Create a Calendar to Study
This sounds obvious but putting it into practice is makes a difference. Each test should have an Exam Blueprint, use it to plan your study time. If you’re being tested on three different content areas, break down each day.
Here is an example on how to use a blueprint:
Day 1. Cover simple anatomy and physiology.
Day 2-4 Variations of Health
Day 5. Complications of Health
Spend 20-30 minutes reading your notes. For the rest of your time reading your notes as test questions.
Pick what works for you in organizing your time. I studied once in the morning for about 50 minutes and once in the afternoon or evening for about 50-90 minutes.
Consistent Caffeine Intake
Caffeine is no substitute for sleep. Cramming the night before an exam may seem like a good idea but it rarely is. Get 7-8 hours of sleep before an exam if possible.
Caffeine is a stimulant, if your body is used to getting one cup each morning, don’t change that on a test day.
Drink Extra Water
The benefits of hydration are amazing, especially in your brain. According to a recent article from Harvard, A well-hydrated brain can:
- Improving concentration and cognition
- Helping to balance your mood and emotions
- Maintaining memory function
- Increasing blood flow and oxygen to your brain
- Preventing and relieving headaches
- Healthy weight
Who doesn’t need this during a test?
Pick a Theme Song
Have a theme sound and listen to it before walking into a test.
Two really great reasons.
First, who doesn’t like rocking out to their favorite music?

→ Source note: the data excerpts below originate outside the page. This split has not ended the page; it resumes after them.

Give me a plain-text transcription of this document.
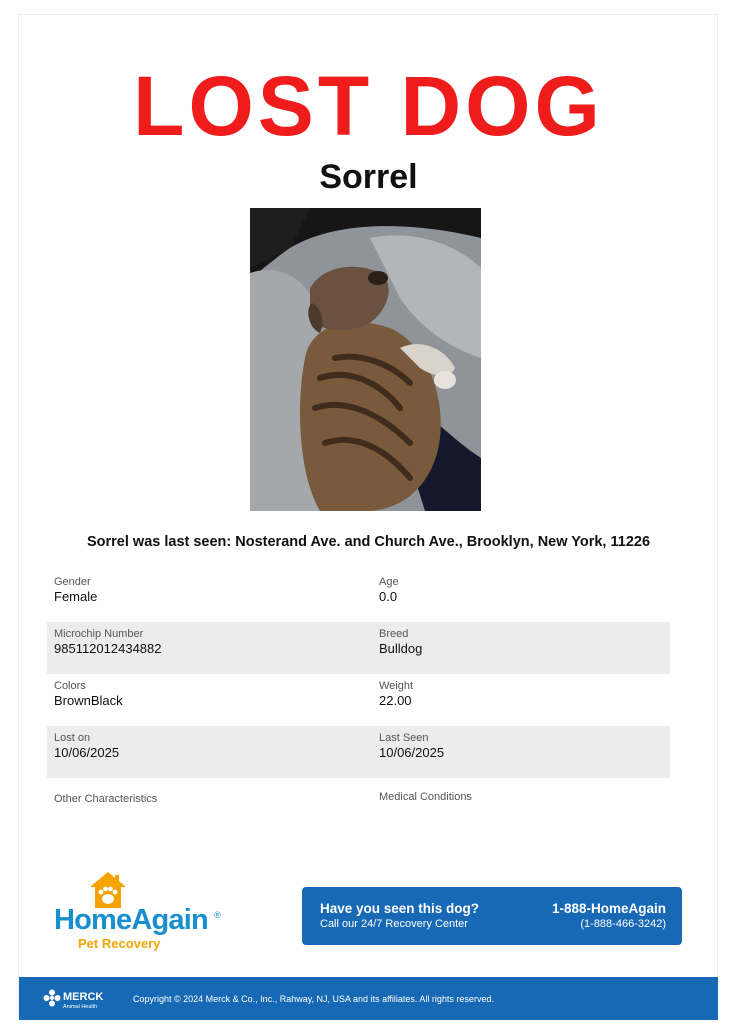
LOST DOG
Sorrel
Sorrel was last seen: Nosterand Ave. and Church Ave., Brooklyn, New York, 11226
Gender
Female
Age
0.0
Microchip Number
985112012434882
Breed
Bulldog
Colors
BrownBlack
Weight
22.00
Lost on
10/06/2025
Last Seen
10/06/2025
Other Characteristics	Medical Conditions
HomeAgain ®
Pet Recovery
Have you seen this dog?
Call our 24/7 Recovery Center
1-888-HomeAgain
(1-888-466-3242)
MERCK
Animal Health
Copyright © 2024 Merck & Co., Inc., Rahway, NJ, USA and its affiliates. All rights reserved.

Second, music will remind your brain of a happier time. We can learn how to control and recover from these adrenaline bursts of anxiety by tricking your brain into testing not being stressed. Not focusing on the test exclusively before the exam gives your brain a break from stress.
I still do this before going to work most days.
These are just a few ideas on how to combat test anxiety.
Getting stressed over an exam is normal but don’t let it bring you down. Overcoming test anxiety is not easy but it is possible. Remember, I went from failing the NCLEX in 75 questions to passing the NCLEX in 75 questions. It can be done.